Il sapore della vittoria

Chi aveva detto che “Aprile è il più crudele dei mesi” (è stato lui quando scriveva questo) ovviamente non era mai arrivato a novembre. Novembre è il più crudele dei mesi. Fa già freddo e non è ancora Natale quindi non ti puoi nemmeno consolare con le belle luci e le canzoncine.

Novembre, per certi scoppiati come me, è anche il National Novel Writing Month, NaNoWriMo per gli amici. Il NaNoWriMo è una idea nata dalla folle mente di un certo Chris Baty, statunitense. Si tratta di una sfida con se stessi, per arrivare a scrivere un romanzo di cinquantamila parole in un mese – novembre. Le specifiche le trovate qui. La genialata sta in questo: che la maggior parte delle persone che vorrebbero scrivere trova sempre scuse per non farlo (leggi: la sottoscritta). Il fatto di avere una deadline e un periodo di tempo così limitato per tirare fuori tutte quelle parole, contrariamente alle previsioni, funziona davvero. Ed è sempre meglio avere una pessima prima bozza da revisionare fino a impazzire (o nel mio caso, riscrivere da capo) piuttosto che un foglio eternamente bianco che un giorno, nel futuro indeterminato, potrebbe anche riempirsi da solo con il romanzo del secolo. Così, visto che il dottorato non era abbastanza stancante per il mio povero cervellino affaticato, ho pensato di movimentare un po’ questo mese di novembre partecipando al NaNoWriMo.

Ho detto partecipando? Oh no, scusate. Volevo dire VINCENDO. Con un giorno di anticipo. HA!

Ho passato ogni sera di questo mese davanti al pc (di giorno dovevo studiare) quindi non chiedetemi se ho visto Fiorello, Crozza, se la Grecia davvero uscirà dall’euro, se mi sono accorta che nel frattempo è cambiato il governo. Io non ne so niente: stavo scrivendo un romanzo. Stavo vivendo un romanzo.
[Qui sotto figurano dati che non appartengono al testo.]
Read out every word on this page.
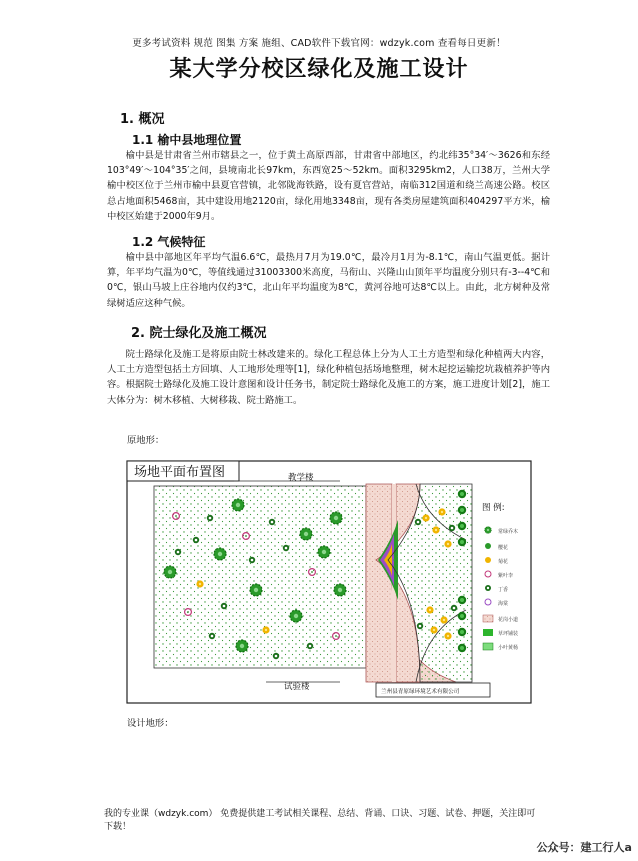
更多考试资料 规范 图集 方案 施组、CAD软件下载官网：wdzyk.com 查看每日更新！
某大学分校区绿化及施工设计
1. 概况
1.1 榆中县地理位置
榆中县是甘肃省兰州市辖县之一，位于黄土高原西部，甘肃省中部地区，约北纬35°34′～3626和东经103°49′～104°35′之间，县境南北长97km，东西宽25～52km。面积3295km2，人口38万，兰州大学榆中校区位于兰州市榆中县夏官营镇，北邻陇海铁路，设有夏官营站，南临312国道和绕兰高速公路。校区总占地面积5468亩，其中建设用地2120亩，绿化用地3348亩，现有各类房屋建筑面积404297平方米，榆中校区始建于2000年9月。
1.2 气候特征
榆中县中部地区年平均气温6.6℃，最热月7月为19.0℃，最冷月1月为-8.1℃，南山气温更低。据计算，年平均气温为0℃，等值线通过31003300米高度，马衔山、兴隆山山顶年平均温度分别只有-3--4℃和0℃，银山马坡上庄谷地内仅约3℃，北山年平均温度为8℃，黄河谷地可达8℃以上。由此，北方树种及常绿树适应这种气候。
2. 院士绿化及施工概况
院士路绿化及施工是将原由院士林改建来的。绿化工程总体上分为人工土方造型和绿化种植两大内容，人工土方造型包括土方回填、人工地形处理等[1]，绿化种植包括场地整理，树木起挖运输挖坑栽植养护等内容。根据院士路绿化及施工设计意图和设计任务书，制定院士路绿化及施工的方案，施工进度计划[2]，施工大体分为：树木移植、大树移栽、院士路施工。
原地形：
场地平面布置图	教学楼
试验楼
图 例:
常绿乔木
樱花
菊花
紫叶李
丁香
海棠
花岗小道
草坪铺装
小叶黄杨
兰州县青原绿环境艺术有限公司
设计地形：
我的专业课（wdzyk.com） 免费提供建工考试相关课程、总结、背诵、口诀、习题、试卷、押题，关注即可下载！
公众号：建工行人a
Ho passato ogni sera di questo mese davanti al pc maledicendo me stessa per la mia sconsideratezza, maledicendo i miei personaggi perchè erano stupidi e dicevano cose ancora più stupide (avete idea di quanto è difficile, scrivendo, trovare il giusto equilibrio tra azione e dialogo? Indescrivibilmente difficile), maledicendo la rai che per una volta che io sono impegnata passa un bel film, sentendomi in colpa perchè trascuravo il fidanzato, gli amici, le necessità fisiologiche tipo mangiare e dormire, le più basilari buone pratiche casalinghe tipo pulire la cucina o tirare su la fodera del divano, addormentandomi una sera si e una sera no con la fronte appoggiata sulla tastiera, pregando che novembre finisse in fretta, pregando di svegliarmi domani che fosse già l’otto dicembre (non ha mai funzionato, ogni mattina mi svegliavo ed era novembre, o meglio: era il giorno della marmotta e io ero Bill Murray).

Adesso che domani è davvero dicembre e sono arrivata alla fine di questa pazzia, ho pensato che mi mancherà. Non la pazzia in sè, ma lo scrivere. Mi mancheranno i miei personaggi e il mondo in cui vivono – ci sarebbe così tanto lavoro ancora da fare. E se mi conosco almeno un po’ (e tengo conto realisticamente della quantità di lavoro che avrò nei prossimi mesi) dubito che riuscirò a riprendere in mano questo progetto, almeno non con la costanza e assiduità che ho avuto in questo mese. E l’altra cosa che mi mancherà è proprio questa: la routine, l’abitudine di scrivere sempre, duemila parole tutte le sere. Così ho pensato che questo sarà il mio proposito per il nuovo anno e la mia ancora per non naufragare nel mare magnum di un dottorato di ricerca: scrivere sempre, scrivere d’abitudine, scrivere perché parlandoci chiaro, questo è quello che davvero voglio fare. Anche se è solo per me e non lo vedrà mai nessuno (come capiterà per le cinquantamila parole di quest’anno). Non c’è nulla al mondo di paragonabile a quella sensazione, quando ti sembra di non riuscire a scrivere abbastanza veloce per riuscire a catturare tutto.

Dovrei cercare di ricordarmelo, la prossima volta che mi sento male con me stessa, che non ho fiducia, che mi viene voglia di buttare via tutto quanto.